Surfacing problems to solve them

Is it better to bring sunlight to a disturbing issue to draw attention to it? Or is there a risk of fear-mongering -- or even enabling copy-cats? Nowhere is that tension more pronounced than with news of a teen suicide.

To expose or not to expose? That is a question that any responsible publication has to weigh. Should details of a military operation or spy program be kept quiet for the public good? Or does publicity prevent the government from overstepping its bounds? Should a troubling news event – a violent crime, a natural disaster – be described in detail, the better to understand the nature of the problem and galvanize assistance? Or is it wiser to tone down the report to keep the public from being disturbed and (in the case of a crime) to decrease possible copy-catting?

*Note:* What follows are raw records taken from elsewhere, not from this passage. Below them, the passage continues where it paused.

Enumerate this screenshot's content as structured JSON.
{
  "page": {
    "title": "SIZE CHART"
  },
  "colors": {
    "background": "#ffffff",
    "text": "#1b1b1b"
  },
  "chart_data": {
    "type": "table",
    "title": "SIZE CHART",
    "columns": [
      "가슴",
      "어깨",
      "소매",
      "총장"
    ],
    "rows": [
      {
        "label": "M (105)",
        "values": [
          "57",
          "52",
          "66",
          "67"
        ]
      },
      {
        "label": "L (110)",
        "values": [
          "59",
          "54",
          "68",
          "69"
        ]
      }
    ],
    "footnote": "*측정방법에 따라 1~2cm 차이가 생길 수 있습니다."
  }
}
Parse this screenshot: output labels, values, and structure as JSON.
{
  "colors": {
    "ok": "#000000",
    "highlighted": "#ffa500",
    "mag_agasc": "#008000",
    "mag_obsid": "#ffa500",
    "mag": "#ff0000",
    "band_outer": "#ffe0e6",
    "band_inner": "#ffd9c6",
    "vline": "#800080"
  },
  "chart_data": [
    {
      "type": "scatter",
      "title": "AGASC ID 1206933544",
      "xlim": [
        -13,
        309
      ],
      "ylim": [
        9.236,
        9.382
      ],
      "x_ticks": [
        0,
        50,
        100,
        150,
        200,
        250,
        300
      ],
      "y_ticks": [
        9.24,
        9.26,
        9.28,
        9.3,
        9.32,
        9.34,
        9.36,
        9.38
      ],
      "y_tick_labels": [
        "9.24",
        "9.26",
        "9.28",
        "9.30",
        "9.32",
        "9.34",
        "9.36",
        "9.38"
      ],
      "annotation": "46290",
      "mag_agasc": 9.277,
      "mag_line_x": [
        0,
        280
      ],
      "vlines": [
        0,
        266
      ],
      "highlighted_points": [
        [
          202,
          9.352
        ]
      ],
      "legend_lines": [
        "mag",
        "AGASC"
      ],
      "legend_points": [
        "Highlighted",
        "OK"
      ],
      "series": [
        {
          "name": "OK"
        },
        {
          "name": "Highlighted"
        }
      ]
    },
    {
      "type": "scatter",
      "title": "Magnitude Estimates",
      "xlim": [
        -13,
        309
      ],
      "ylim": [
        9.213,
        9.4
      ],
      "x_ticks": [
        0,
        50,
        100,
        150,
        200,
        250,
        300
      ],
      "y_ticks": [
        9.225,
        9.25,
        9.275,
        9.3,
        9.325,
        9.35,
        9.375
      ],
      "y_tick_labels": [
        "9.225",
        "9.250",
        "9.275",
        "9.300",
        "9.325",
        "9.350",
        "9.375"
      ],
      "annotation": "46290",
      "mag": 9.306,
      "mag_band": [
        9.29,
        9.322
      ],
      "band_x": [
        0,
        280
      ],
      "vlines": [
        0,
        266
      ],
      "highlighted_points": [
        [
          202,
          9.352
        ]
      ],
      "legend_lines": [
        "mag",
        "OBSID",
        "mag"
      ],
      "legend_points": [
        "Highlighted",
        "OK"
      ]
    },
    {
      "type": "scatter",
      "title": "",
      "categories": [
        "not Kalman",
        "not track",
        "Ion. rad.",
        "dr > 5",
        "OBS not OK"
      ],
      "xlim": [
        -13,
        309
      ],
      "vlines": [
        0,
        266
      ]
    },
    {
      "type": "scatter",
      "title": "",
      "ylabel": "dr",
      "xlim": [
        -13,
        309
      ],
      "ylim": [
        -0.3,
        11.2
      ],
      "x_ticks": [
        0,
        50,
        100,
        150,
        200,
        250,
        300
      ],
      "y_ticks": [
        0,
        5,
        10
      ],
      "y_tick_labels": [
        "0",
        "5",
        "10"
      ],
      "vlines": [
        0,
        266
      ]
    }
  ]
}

The problem of teen suicide takes this dilemma to another level. “Most people are uncomfortable with the topic,” notes the Centers for Disease Control. But not talking about it can cause those in need of help to think they are alone in their pain. 

Connecting with others, as you’ll see in Stacy Teicher Khadaroo’s Monitor cover story (click here), is important in prevention. And yet details about teen suicide – especially graphic or emotional details – can glamorize it, especially among the impressionable young. Mental-health specialists have observed too many teen suicide clusters to have doubts about the contagion of the idea.

The rise of social networks complicates the problem. Among 14- to 17-year-olds, 9 out of 10 are on social media, according to a 2013 study by the Pew Research Center. These networks are supposed to connect friends and make people closer. But Facebook, Twitter, Pinterest, and the like can be unfriendly and alienating to those who spend a lot of time on them. That is especially true for teens, the most socially networked age group and the most sensitive to what others think about them.

Even without the ugliness of cyber bullying, a social network can be a difficult environment for a young person. Imagine posting a status update, profile picture, or clever text message and getting a collective “meh.” Or watching as the popular kid rakes in dozens of Facebook friends and Twitter followers. Being slighted in social media is not much different from being slighted in the school cafeteria – except that teachers, parents, and friends aren’t usually on the sidelines ready to intervene.

Stacy’s report looks at new ways prevention specialists have developed to build bridges out of loneliness and alienation, to prevent the sort of downward spiral that leads a young person to entertain dark thoughts. As Stacy writes, the stories of lives saved rarely make headlines. 

A coalition of organizations, including the Annenberg Public Poicy Center and the American Foundation for Suicide Prevention, has developed guidelines for reporting on suicide aimed at containing the contagion problem. Among them: Don’t describe a suicide as “without warning,” deemphasize emotional images of grieving families and friends, be careful about calling a spate of suicides an “epidemic.” In other words, inform without sensationalizing.

If contagion exists on the sensitive subject of teen suicide, it exists to some degree with routine news. The Monitor’s founder, Mary Baker Eddy, recognized the problem of idea contagion. She designed the Monitor to inform without propagating fear, crime, depression, or mental maladies. A healthy society is one where the media surface problems – even problems that people would rather not talk about – not to stand aghast at them but so that they can be understood, addressed, improved, and solved.